Атомные шпионы. Охота за американскими ядерными секретами в годы холодной войны - стр. 29
В конце 1945 года «Нэшнл шугар рифайнери компани» купила фирму, на которой работал Гарри Голд. Доктора Рича заменили, и в обширной реорганизации не нашлось места для Голда. Приехав в Нью-Йорк в феврале 1946 года, Голд сказал Бротману, что боится потерять работу в Филадельфии (а не то, что он потерял ее уже несколько месяцев тому назад). Бротман тут же радушно предложил ему оклад 100 долларов в неделю, почти вдвое против того, что тот получал в Филадельфии, и место главного химика в своей инженерной фирме, которая проявляла некоторые признаки роста. Голд согласился. Сделав это, он впервые упомянул, что его настоящее имя не Кесслер, а Голд. На тот момент это казалось ему безопасным, ведь к тому времени он создал для Голда совершенно новую ненастоящую личность с двойняшками, приемным братом и вымышленной жизнью в пригороде. Он наслаждался своей домашней сказкой и находил, что поездки стали проходить легче, чем раньше, потому что он всегда мог рассказать какую-нибудь с упоением придуманную байку о жене или детях, не боясь разоблачения. Дети как способ заполнить иногда возникавшие паузы в разговорах подходили даже лучше бейсбола.

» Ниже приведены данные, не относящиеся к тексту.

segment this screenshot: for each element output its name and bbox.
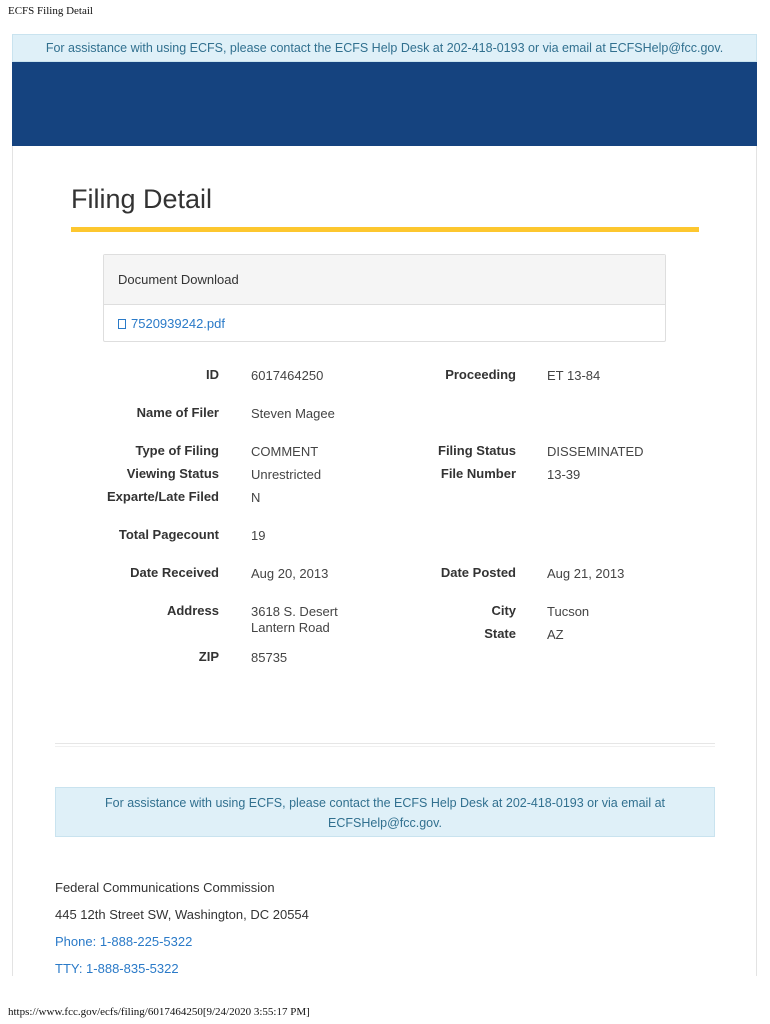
date-received-value: Aug 20, 2013 <box>251 566 329 581</box>
proceeding-value: ET 13-84 <box>547 368 601 383</box>
date-posted-label: Date Posted <box>440 565 516 580</box>
document-download-link[interactable] <box>118 316 225 331</box>
id-label: ID <box>206 367 219 382</box>
footer-address: 445 12th Street SW, Washington, DC 20554 <box>55 907 309 922</box>
date-received-label: Date Received <box>130 565 219 580</box>
date-posted-value: Aug 21, 2013 <box>547 566 625 581</box>
pagecount-label: Total Pagecount <box>118 527 219 542</box>
site-header-band <box>12 62 757 146</box>
type-of-filing-value: COMMENT <box>251 444 319 459</box>
state-value: AZ <box>547 627 564 642</box>
exparte-label: Exparte/Late Filed <box>107 489 219 504</box>
page-title: Filing Detail <box>71 184 213 214</box>
id-value: 6017464250 <box>251 368 324 383</box>
exparte-value: N <box>251 490 261 505</box>
footer-phone-link[interactable]: Phone: 1-888-225-5322 <box>55 934 193 949</box>
print-header: ECFS Filing Detail <box>8 5 93 17</box>
filing-status-value: DISSEMINATED <box>547 444 644 459</box>
file-icon <box>118 319 126 329</box>
address-line-2: Lantern Road <box>251 620 330 635</box>
address-label: Address <box>166 603 219 618</box>
proceeding-label: Proceeding <box>445 367 516 382</box>
footer-org-name: Federal Communications Commission <box>55 880 275 895</box>
section-divider <box>55 743 715 747</box>
viewing-status-label: Viewing Status <box>126 466 219 481</box>
filer-value: Steven Magee <box>251 406 335 421</box>
viewing-status-value: Unrestricted <box>251 467 322 482</box>
title-underline <box>71 227 699 232</box>
zip-value: 85735 <box>251 650 288 665</box>
help-desk-banner-bottom <box>55 787 715 837</box>
footer-tty-link[interactable]: TTY: 1-888-835-5322 <box>55 961 179 976</box>
document-file-name: 7520939242.pdf <box>131 316 225 331</box>
pagecount-value: 19 <box>251 528 266 543</box>
help-desk-banner: For assistance with using ECFS, please contact the ECFS Help Desk at 202-418-0193 or via email at ECFSHelp@fcc.gov. <box>12 34 757 62</box>
file-number-value: 13-39 <box>547 467 581 482</box>
help-desk-text-line-1: For assistance with using ECFS, please contact the ECFS Help Desk at 202-418-0193 or via email at <box>105 796 665 810</box>
filer-label: Name of Filer <box>136 405 219 420</box>
print-footer-url: https://www.fcc.gov/ecfs/filing/6017464250[9/24/2020 3:55:17 PM] <box>8 1006 310 1018</box>
document-download-panel <box>103 254 666 342</box>
type-of-filing-label: Type of Filing <box>135 443 219 458</box>
file-number-label: File Number <box>440 466 516 481</box>
document-download-body <box>104 305 665 342</box>
zip-label: ZIP <box>198 649 219 664</box>
help-desk-text-line-2: ECFSHelp@fcc.gov. <box>328 816 442 830</box>
state-label: State <box>484 626 516 641</box>
city-label: City <box>491 603 516 618</box>
address-line-1: 3618 S. Desert <box>251 604 338 619</box>
filing-status-label: Filing Status <box>438 443 516 458</box>
document-download-heading: Document Download <box>104 255 665 305</box>
city-value: Tucson <box>547 604 590 619</box>
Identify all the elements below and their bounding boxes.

Циля Голд была безутешна, когда Гарри рассказал ей о предстоящем переезде в Нью-Йорк. Слез ее не смогли осушить и обещания, что он каждую неделю будет приезжать в Филадельфию. Она не знала, в чем дело, но угадывала, что с ним что-то не то. Тревожась о его здоровье, она хотела добраться до тех невысказанных проблем, которые, должно быть, крутились у него в голове. Почему он не рассказывает ей, что беспокоит его, спрашивала она. Голд сказал, что у него все хорошо, что она просто хочет устроить скандал из-за его намерения согласиться на единственную доступную ему работу. Отец и брат Гарри старались хранить нейтралитет. Они предпочли бы, чтобы он остался дома, сказали они, но он уже взрослый мужчина, и если из-за работы должен переехать в Нью-Йорк, то, пожалуй, ему следует ехать. Естественно, они постарались не говорить этого в присутствии миссис Голд.
Гарри Голд так расстроился из-за сетований матери, что отложил начало работы в Нью-Йорке до июня 1946 года, то есть еще на четыре полных месяца после того, как принял предложение Бротмана. Когда он все же вышел на работу, он объяснил Бротману, что Арабелла и двойняшки временно останутся в Эбингтоне. Они и так уже огорчены из-за того, что будут видеть его только по выходным, заявил он; если что-то помешает ему возвращаться в конце недели, их сердце будет разбито.
Шпионская деятельность Голда в этот период несколько утихла вследствие потрясения и реорганизации аппарата после разоблачений Гузенко в Канаде. Шпионы на время затаились и старались не высовываться. Перемены могли бы дать Гарри возможность вести более нормальную жизнь, но почему-то этого не случилось. Он редко начинал разговор даже с друзьями и избегал смотреть в глаза тем, кто к нему подходил. Иногда он прерывал разговор прямо посередине фразы. У него не было ни мелких слабостей, ни настоящих увлечений. Предложения социального характера отскакивали от его раковины как мяч; он говорил, что слишком занят.
Голд действительно был занят. Когда он не возвращался в Филадельфию на выходные, его рабочая неделя в лаборатории Бротмана доходила до ста часов, а то и больше. Он часто работал всю ночь, а днем ложился вздремнуть, как Эдисон, на койке в лаборатории. Он снял где-то меблированную комнату, но редко там бывал. Иногда он ночевал у Бротманов. Если Голд возвращался домой в Филадельфию, он расслаблялся тем, что слушал бейсбольные матчи по радио и читал детективы. У него в комнате была целая стопка этих детективов, и он читал их до поздней ночи, когда не мог заснуть от усталости.